Black-Eyed Peas Texas Caviar
A zesty bean dip with crisp vegetables, tender black-eyed peas, and bold flavors, ideal for chips, crackers, or as a fresh, vibrant side dish.
Prep Time 15 minutes mins
Total Time 15 minutes mins
Course Appetizer, dip
Cuisine American
Servings 8 people
Calories 150 kcal
1 large bowl
1 small bowl
1 whisk for dressing
- 2 cans black-eyed peas drained and rinsed
- 1 cup corn kernels fresh, frozen, or canned
- 1 red bell pepper diced
- 1 small red onion finely chopped
- 1 –2 jalapeños seeded and minced (optional)
- 1/4 cup chopped fresh cilantro
- 2 –3 green onions sliced
- 1 –2 tbsp fresh lime juice
- 3 tbsp olive oil
- 1 –2 tsp apple cider vinegar
- 1 tsp ground cumin
- Salt and freshly ground black pepper to taste
- Optional: diced avocado for garnish
In a large bowl, combine black-eyed peas, corn, diced red bell pepper, chopped red onion, jalapeños if using, cilantro, and sliced green onions.

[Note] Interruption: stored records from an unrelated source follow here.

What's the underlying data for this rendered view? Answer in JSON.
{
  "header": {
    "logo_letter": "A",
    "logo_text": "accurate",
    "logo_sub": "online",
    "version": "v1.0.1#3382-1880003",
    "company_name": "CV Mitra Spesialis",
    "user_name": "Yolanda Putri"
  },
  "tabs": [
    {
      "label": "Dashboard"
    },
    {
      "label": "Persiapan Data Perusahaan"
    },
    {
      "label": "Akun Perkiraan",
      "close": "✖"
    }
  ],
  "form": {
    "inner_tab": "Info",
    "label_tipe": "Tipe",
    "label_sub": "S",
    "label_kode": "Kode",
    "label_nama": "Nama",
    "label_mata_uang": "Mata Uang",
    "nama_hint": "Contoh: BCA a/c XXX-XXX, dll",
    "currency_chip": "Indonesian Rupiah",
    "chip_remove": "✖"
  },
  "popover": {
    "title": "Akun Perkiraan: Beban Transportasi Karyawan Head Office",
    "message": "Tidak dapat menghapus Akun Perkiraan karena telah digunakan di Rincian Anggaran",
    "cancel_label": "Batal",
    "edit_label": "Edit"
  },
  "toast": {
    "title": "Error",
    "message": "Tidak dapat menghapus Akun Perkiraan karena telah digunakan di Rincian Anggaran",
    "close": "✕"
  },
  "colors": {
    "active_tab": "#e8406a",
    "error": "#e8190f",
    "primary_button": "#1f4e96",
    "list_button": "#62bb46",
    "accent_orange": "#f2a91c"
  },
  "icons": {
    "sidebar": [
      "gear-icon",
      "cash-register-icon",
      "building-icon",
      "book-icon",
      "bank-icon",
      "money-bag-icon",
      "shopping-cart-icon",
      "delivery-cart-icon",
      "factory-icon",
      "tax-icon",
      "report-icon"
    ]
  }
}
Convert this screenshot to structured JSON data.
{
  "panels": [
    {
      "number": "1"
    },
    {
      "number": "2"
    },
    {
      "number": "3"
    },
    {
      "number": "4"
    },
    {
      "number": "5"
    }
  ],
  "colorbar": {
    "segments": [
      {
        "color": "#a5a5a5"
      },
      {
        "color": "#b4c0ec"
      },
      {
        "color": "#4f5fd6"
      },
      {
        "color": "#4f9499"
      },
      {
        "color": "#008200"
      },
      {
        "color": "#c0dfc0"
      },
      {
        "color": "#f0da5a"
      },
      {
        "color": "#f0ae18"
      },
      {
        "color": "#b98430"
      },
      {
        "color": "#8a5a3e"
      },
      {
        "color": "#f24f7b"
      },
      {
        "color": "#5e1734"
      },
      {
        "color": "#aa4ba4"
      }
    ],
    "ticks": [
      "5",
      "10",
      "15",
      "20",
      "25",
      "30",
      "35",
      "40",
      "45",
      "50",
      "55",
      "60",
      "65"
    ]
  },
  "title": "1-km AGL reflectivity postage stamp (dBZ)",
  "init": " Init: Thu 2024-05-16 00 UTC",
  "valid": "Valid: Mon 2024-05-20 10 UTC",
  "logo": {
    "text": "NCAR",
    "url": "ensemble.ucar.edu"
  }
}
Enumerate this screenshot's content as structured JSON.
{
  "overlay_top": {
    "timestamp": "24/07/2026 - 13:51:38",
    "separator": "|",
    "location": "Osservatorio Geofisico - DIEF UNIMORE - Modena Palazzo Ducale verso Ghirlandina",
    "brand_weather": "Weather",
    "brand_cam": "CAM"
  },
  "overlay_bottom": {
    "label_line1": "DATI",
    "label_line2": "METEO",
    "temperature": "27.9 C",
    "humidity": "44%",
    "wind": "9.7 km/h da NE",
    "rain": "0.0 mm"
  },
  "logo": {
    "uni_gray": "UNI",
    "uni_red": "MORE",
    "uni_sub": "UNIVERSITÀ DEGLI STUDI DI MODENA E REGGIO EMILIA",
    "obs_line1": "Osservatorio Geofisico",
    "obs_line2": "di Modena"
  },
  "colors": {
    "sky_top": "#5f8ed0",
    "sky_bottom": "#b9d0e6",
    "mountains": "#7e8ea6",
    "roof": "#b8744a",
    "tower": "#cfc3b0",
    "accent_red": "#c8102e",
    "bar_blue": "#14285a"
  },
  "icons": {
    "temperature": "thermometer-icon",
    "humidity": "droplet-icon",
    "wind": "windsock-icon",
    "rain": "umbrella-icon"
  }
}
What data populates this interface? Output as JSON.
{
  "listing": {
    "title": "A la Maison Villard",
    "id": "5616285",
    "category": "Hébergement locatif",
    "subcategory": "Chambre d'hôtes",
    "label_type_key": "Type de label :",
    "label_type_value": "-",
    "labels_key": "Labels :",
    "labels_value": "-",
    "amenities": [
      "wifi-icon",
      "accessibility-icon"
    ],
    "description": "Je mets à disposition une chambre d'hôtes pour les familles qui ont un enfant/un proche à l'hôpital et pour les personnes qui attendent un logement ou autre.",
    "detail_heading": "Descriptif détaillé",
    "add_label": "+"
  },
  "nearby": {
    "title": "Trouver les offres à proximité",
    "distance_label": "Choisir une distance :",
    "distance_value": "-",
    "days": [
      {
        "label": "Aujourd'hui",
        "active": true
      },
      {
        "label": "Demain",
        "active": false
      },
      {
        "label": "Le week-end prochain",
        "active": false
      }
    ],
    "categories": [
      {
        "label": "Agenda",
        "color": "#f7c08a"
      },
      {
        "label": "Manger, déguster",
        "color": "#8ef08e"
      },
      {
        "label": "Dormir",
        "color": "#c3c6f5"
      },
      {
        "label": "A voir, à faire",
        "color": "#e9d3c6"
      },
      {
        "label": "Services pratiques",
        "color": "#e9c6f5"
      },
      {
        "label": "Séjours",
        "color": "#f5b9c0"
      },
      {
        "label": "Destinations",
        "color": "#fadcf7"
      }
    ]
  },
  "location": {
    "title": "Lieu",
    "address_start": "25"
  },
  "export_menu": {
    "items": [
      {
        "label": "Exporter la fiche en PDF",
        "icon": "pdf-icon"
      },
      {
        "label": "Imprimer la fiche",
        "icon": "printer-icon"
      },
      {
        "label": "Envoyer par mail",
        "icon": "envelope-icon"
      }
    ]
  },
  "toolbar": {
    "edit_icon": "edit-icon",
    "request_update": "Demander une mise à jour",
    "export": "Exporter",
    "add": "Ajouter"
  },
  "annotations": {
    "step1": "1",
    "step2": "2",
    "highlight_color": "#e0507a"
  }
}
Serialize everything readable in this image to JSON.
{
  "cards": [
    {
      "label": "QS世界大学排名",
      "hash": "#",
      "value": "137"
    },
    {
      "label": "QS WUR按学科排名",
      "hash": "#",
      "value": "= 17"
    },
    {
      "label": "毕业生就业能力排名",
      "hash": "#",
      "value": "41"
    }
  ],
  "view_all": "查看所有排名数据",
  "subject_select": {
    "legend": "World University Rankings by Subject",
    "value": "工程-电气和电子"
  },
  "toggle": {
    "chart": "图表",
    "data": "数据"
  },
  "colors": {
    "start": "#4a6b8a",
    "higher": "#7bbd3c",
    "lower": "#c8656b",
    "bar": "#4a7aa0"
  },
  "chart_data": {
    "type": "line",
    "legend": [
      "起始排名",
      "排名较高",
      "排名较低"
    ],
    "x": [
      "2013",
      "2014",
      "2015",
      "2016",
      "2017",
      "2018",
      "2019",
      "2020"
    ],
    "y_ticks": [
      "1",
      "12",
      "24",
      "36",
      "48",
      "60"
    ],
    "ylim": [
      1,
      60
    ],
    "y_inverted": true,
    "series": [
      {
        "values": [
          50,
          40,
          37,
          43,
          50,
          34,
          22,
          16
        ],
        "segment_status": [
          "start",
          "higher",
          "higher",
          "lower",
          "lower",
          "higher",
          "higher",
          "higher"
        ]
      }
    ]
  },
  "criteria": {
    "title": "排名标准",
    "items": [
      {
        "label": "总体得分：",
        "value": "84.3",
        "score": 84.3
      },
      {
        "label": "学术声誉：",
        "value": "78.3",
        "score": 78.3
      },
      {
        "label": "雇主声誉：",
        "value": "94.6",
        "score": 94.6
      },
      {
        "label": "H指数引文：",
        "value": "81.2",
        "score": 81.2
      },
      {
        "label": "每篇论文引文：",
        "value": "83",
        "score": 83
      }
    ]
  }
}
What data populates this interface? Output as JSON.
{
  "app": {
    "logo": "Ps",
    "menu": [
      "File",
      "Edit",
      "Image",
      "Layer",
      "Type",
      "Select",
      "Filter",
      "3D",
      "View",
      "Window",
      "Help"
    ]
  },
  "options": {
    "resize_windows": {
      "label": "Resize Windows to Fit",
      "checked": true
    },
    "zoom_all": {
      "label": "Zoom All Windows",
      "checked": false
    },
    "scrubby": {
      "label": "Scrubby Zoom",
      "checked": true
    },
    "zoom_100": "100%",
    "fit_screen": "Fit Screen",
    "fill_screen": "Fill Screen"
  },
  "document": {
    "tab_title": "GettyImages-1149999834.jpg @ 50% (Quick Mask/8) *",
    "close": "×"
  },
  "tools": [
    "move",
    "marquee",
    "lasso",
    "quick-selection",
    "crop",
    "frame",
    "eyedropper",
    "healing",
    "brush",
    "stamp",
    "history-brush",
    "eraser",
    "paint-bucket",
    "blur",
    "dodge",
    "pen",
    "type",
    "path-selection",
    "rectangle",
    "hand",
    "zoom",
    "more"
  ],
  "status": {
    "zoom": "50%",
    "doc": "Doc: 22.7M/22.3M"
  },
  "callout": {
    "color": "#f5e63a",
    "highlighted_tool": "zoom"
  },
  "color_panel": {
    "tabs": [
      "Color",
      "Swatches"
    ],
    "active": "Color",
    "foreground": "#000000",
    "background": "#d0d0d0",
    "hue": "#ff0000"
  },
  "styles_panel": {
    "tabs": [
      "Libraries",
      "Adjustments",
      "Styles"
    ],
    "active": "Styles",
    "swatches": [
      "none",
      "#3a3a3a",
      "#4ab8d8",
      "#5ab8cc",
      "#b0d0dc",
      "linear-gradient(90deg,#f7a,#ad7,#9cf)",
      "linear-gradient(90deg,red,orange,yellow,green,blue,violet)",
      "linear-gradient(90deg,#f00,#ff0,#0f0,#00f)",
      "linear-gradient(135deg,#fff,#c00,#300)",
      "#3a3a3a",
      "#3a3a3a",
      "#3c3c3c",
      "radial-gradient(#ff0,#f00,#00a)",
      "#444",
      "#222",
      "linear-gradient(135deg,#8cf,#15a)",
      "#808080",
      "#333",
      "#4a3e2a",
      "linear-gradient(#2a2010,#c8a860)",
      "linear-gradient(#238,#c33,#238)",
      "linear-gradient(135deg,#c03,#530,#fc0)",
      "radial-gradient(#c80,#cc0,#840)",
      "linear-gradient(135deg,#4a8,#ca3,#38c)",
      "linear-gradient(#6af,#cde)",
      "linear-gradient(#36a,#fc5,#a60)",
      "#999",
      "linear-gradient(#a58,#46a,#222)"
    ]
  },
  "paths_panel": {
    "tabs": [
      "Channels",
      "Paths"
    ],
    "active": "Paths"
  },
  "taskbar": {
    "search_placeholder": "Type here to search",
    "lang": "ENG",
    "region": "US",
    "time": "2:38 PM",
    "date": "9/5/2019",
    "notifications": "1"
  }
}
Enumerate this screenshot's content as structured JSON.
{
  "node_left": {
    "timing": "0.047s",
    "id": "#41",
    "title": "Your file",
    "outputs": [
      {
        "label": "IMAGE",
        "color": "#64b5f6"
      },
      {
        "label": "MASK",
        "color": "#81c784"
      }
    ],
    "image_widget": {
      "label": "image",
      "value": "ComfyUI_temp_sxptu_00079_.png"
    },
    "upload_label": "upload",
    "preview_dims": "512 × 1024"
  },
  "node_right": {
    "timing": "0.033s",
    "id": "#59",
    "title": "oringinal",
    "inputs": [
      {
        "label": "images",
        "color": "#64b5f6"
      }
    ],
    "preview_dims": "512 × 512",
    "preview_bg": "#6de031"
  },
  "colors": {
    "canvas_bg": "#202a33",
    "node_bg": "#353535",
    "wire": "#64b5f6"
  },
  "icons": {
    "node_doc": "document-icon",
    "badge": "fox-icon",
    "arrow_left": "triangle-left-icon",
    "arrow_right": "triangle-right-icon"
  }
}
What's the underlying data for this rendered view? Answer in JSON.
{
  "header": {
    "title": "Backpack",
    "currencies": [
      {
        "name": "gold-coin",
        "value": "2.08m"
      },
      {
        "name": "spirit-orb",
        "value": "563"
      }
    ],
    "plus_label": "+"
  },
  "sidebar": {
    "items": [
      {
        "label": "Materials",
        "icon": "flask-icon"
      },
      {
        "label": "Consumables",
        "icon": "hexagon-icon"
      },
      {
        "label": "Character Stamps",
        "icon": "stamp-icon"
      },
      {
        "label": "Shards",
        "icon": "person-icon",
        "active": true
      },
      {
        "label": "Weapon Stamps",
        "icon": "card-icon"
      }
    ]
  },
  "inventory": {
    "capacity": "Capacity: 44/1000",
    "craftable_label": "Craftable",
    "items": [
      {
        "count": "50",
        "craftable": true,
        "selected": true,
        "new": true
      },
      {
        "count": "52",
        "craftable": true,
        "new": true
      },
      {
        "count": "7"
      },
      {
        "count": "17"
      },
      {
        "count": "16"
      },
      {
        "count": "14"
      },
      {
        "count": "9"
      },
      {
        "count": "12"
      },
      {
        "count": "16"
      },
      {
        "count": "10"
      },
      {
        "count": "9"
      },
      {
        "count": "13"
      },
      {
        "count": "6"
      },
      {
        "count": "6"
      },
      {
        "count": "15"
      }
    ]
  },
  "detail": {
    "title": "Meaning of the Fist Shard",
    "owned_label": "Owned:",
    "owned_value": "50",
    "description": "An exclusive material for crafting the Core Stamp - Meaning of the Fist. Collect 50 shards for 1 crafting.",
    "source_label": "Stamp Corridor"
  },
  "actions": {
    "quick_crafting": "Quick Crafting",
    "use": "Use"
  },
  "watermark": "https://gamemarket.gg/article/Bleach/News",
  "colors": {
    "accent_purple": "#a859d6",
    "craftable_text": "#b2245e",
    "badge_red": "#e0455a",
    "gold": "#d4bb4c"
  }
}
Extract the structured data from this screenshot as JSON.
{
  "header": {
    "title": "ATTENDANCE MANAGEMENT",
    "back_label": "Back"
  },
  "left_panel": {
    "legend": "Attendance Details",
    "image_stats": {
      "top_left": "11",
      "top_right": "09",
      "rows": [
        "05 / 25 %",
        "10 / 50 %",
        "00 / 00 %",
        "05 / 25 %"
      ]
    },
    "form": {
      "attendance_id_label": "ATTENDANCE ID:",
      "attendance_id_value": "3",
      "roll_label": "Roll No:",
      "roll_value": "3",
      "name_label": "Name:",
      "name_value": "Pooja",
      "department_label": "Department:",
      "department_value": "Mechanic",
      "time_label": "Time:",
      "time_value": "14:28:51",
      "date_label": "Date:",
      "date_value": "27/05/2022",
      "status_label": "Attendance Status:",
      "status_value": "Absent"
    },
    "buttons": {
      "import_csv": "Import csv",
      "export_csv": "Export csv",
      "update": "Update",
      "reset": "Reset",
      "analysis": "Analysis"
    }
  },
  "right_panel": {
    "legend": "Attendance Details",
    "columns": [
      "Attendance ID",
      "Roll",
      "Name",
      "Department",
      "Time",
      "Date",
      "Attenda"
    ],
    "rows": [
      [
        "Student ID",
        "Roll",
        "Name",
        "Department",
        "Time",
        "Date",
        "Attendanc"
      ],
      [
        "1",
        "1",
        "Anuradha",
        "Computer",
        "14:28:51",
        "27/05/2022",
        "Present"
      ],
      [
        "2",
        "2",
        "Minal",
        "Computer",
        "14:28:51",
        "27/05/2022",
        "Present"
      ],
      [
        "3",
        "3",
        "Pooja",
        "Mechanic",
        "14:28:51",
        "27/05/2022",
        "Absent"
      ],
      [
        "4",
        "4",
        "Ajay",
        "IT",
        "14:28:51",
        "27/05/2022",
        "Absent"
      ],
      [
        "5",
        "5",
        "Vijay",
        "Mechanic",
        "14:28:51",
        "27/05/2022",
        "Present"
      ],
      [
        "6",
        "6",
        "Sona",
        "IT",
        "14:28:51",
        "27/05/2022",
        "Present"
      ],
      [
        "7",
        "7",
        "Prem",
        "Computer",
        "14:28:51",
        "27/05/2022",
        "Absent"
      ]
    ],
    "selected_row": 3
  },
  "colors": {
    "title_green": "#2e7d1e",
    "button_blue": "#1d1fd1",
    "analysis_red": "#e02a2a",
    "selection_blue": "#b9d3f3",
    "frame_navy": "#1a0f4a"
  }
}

Whisk together lime juice, olive oil, apple cider vinegar, ground cumin, salt, and pepper in a small bowl until well blended.
Pour the dressing over the bean and vegetable mixture and toss gently to coat evenly.
Refrigerate the dip for 30 to 60 minutes to allow flavors to meld.
Serve chilled or at room temperature with tortilla chips, pita chips, crackers, or fresh vegetables.
- Adjust jalapeño quantity or add chili powder to control heat level.
- Add diced mango or pineapple for a sweet twist.
- Dip keeps well refrigerated for 2–3 days and improves with time.
- Great served as a side with grilled meats or in wraps and tacos.